Esfuerzo. Instituto acelera a fondo: llega la etapa más dura de la pretemporada
El plantel de Diego Flores se trasladará a Río Segundo para realizar trabajos en doble turno. Habrá más exigencia física, una base clave para construir un equipo intenso de cara al Clausura.
La pretemporada de Instituto cambia de ritmo. Después de los primeros días de trabajo en La Agustina, el plantel albirrojo se trasladará esta semana a Río Segundo para afrontar la parte más exigente de la preparación de cara al Torneo Clausura.
En el predio El Norte, el equipo conducido por Diego Flores realizará una concentración con entrenamientos en doble turno. Es la etapa que ningún futbolista espera con ansiedad, pero que todos saben que resulta indispensable.
Habrá menos contacto con la pelota y más exigencia física. Más kilómetros recorridos, más cargas de trabajo y jornadas que terminarán con las piernas pesadas. Es la parte de la pretemporada que deja exhaustos a todos.
Sin embargo, puertas adentro del cuerpo técnico tienen claro que ese esfuerzo será determinante para construir el equipo que pretende Flores: un conjunto intenso, dinámico y capaz de sostener un alto ritmo durante los 90 minutos.
Si Instituto quiere "volar" en el segundo semestre, necesita atravesar ahora estos días de máxima exigencia.
La idea del entrenador es que el equipo pueda presionar con constancia, recuperar rápido la pelota y mantener una intensidad constante. Y para eso no hay atajos: el trabajo físico es la base sobre la que luego se edificará la propuesta futbolística.
Más adelante llegará el tiempo de los amistosos, que servirán para sumar rodaje y empezar a pulir detalles futbolísticos.

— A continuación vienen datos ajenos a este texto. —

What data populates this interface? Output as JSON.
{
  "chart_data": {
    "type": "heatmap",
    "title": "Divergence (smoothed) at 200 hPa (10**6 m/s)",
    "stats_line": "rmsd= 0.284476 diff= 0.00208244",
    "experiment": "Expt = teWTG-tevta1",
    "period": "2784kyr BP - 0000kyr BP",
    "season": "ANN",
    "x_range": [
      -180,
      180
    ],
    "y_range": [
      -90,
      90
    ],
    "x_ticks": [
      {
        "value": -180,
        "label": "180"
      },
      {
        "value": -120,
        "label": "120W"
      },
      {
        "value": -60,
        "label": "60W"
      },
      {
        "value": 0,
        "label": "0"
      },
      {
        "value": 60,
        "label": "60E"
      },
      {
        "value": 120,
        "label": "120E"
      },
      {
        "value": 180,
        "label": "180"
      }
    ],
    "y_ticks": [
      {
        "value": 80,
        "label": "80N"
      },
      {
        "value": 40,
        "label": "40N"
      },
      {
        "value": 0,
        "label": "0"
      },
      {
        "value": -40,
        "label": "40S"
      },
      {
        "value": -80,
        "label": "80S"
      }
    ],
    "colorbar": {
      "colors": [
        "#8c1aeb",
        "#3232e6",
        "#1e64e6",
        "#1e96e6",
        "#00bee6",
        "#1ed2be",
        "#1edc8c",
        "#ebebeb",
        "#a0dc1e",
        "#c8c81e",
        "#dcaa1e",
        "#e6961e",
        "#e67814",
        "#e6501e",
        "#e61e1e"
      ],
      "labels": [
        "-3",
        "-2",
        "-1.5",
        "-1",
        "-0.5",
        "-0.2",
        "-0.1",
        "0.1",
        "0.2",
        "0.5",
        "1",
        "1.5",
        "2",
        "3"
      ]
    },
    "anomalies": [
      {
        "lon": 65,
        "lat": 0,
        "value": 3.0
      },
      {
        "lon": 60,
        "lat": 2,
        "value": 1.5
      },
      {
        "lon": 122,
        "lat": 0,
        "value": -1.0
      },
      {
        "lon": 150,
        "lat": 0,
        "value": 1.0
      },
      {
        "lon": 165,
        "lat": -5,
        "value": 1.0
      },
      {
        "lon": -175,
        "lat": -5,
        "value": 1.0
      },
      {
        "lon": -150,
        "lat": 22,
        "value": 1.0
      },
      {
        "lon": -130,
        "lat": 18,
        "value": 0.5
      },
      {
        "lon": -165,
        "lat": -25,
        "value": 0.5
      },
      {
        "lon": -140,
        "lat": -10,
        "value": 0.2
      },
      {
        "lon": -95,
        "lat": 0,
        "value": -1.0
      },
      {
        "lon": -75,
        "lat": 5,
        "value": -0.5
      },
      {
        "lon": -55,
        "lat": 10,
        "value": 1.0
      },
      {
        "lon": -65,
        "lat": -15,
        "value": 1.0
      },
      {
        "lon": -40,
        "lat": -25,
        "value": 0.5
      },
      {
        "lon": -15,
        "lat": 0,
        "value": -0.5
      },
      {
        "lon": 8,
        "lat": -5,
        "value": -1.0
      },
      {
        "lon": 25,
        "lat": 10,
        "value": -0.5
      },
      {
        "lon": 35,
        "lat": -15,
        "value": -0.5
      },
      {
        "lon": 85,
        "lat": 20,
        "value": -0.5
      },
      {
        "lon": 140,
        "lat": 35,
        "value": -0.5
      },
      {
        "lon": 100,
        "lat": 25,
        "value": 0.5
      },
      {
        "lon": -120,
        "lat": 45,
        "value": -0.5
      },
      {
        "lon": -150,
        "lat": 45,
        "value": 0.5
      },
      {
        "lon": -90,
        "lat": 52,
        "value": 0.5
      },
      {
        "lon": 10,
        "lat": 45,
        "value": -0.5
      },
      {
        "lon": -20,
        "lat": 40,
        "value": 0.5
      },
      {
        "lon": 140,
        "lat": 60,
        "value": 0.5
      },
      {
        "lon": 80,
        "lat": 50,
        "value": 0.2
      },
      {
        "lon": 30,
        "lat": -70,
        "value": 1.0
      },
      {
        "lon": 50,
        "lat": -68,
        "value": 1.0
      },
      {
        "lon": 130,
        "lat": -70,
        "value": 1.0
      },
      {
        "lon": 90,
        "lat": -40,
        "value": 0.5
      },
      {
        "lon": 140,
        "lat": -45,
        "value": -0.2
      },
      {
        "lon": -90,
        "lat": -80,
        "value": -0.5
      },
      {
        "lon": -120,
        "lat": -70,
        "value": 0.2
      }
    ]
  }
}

Los rivales todavía no están definidos, pero serán la oportunidad ideal para empezar a ver en acción la idea que busca plasmar el DT.
Mientras tanto, el mercado de pases se mueve con lentitud y todavía no hubo refuerzos. Sí aparecieron algunas caras nuevas con respecto al plantel que disputó el Apertura.
Los juveniles Lucas Olivera, Pedro Baster, Bautista Bujedo, Ignacio Marasca y Augusto Coronel se sumaron a los trabajos, mientras que Facundo Suárez volvió a entrenarse tras su lesión, aunque será llevado de manera progresiva después de una larga inactividad. Además, el lateral izquierdo Juan Meli ya quedó habilitado para jugar en el Clausura.
En Río Segundo comenzará a moldearse el Instituto que buscará ser protagonista en el segundo semestre. Y, como suele ocurrir en cada pretemporada, el camino hacia ese objetivo empieza con sacrificio.